Pernyataan yang menjelaskan pertanyaan di benak Cakka. Ify mencintai Rio, dengan isyarat itu berarti Rio juga mencintai Ify. Cakka merasa semakin tersisih.

“Tapi... Kurasa biarkan saja Rio. Aku sudah lelah padanya. Aku menyerah.” Ify memberanikan diri menatap Cakka.

“Kenapa?”

“Kami tahu kami saling cinta. Tapi tak ada perubahan. Kami hanya saling diam, saling pandang, saling berisyarat. Tapi tak pernah bergerak untuk saling mendekat.”

“Kenapa kamu tidak memulai mendekatinya?”, Cakka menyiapkan hatinya untuk mendengarkan curhatan Ify tentang Rio yang pertama kali. Siap remuk. Siap tersakiti. Mungkin saja gadis itu tahu perasaanya sejak dulu, dan tak ingin menyakiti hatinya. Hingga ia menyimpannya sendiri tanpa memberitahu Cakka.
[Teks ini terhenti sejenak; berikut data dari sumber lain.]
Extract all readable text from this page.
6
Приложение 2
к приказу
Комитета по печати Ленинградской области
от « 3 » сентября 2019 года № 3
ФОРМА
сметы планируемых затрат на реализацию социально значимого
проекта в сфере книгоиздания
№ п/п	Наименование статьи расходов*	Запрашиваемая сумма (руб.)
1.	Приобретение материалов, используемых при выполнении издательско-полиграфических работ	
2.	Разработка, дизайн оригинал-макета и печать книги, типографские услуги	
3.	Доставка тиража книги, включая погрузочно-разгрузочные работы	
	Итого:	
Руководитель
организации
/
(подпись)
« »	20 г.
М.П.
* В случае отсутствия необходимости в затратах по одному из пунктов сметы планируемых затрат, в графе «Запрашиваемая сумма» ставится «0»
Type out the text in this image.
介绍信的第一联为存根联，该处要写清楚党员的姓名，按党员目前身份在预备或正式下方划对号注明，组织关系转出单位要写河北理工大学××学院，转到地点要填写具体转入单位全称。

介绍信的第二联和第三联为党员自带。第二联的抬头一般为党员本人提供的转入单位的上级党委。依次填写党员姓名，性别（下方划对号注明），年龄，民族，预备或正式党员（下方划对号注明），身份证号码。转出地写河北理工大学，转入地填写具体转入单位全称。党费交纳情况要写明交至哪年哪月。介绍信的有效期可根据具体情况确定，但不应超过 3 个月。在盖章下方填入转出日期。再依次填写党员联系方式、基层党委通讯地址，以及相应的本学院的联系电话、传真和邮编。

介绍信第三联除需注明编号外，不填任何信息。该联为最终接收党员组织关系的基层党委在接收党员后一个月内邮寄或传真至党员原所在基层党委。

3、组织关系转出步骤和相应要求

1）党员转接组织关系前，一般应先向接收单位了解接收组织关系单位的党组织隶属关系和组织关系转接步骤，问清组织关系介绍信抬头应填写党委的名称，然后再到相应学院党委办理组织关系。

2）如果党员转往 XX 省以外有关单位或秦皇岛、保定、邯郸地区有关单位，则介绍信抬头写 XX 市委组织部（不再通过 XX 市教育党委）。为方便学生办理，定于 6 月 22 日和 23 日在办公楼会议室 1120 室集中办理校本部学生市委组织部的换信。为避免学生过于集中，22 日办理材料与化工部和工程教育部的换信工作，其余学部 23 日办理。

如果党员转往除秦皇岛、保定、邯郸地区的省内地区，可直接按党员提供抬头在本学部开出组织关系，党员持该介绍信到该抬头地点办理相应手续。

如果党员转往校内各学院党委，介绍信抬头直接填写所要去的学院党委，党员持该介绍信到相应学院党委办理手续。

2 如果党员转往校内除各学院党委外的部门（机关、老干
Yang ia tahu, Ify selalu bercerita padanya tentang hal-hal di kehidupan gadis itu. Ia pikir Ify belum memiliki tambatan hati, dan ia pun memberanikan diri untuk memperjuangkan perasaannya.

“Aku wanita. Tak sepantasnya memulai dalam hal ini.”

“Ini beda lagi fy, disini kamu harus berani memulai. Sampai kapan kalian akan seperti ini terus? Apakah....”, Cakka mencoba memberi solusi. Meski ia ingin Ify menyerah pada Rio. Namun ia tak boleh egois hingga merusak kisah mereka. Menyakiti Ify.

“Sudahlah Kka! Aku ingin melepaskannya saja”, Ify memotong pembicaraan pria itu.

“Baiklah. Terserah padamu...”

“Maukah kamu membantuku Kka?”

“Apa yang bisa kulakukan untukmu?”

“Ajari aku mencintaimu, agar aku tahu rasa sakit karena mencintaimu. Biarkan aku yang merasakan sakitnya, bukan kamu yang terus tersakiti karena mencintaiku.”

“Maksudmu?”

“Yes, I'll be your girl.”

“........”, Cakka diam. Masih tidak percaya dan bingung.

“Hey! Aku akan melupakan pria itu perlahan. Bantulah aku untuk mencintaimu. Rasanya bodoh jika aku memilih dia yang tak memilihku. Memilih pria yang diam saja daripada yang lain mau memperjuangkanku, yang selalu ada untukku. Kamu.”

Cakka masih diam, mencerna ucapan Ify.

“Hehe... Oke. Jadi kita balik lagi kaya dulu ya. Gak usah melow-melow lagi. Meskipun lo sekarang pacar gue, kita harus tetap kayak biasanya. Gue nyaman sama lo yang biasanya. Dan gue gak mau yang berubah selain peningkatan status kita. Tetep panggil gue-elo kayak biasa, tetep bercanda gila kayak biasa. Pokoknya...”

“Hahaha... Mulai deh lo bawelnya! Tadi kemana aja bang? Melow mulu. Woooo...”, Ify menjitak Cakka gemas.

'Lupain Rio fy, gue akan selalu ada disini buat lo. Lo gak butuh dia, karena gue akan jadi apapun yang lo butuhin. Lo milik gue, selamanya.', Cakka menatap Ify instens. Gadis itu tersipu.

Cakka langsung merengkuh pundak Ify untuk memeluknya. Gadis itu tenggelam disana, di dada bidang Cakka yang memberi kehangatan, rasa aman, dan nyaman. 

“Im lucky. Im in love with my best friend.”
“Im lucky. To be loved by my bestfriend.”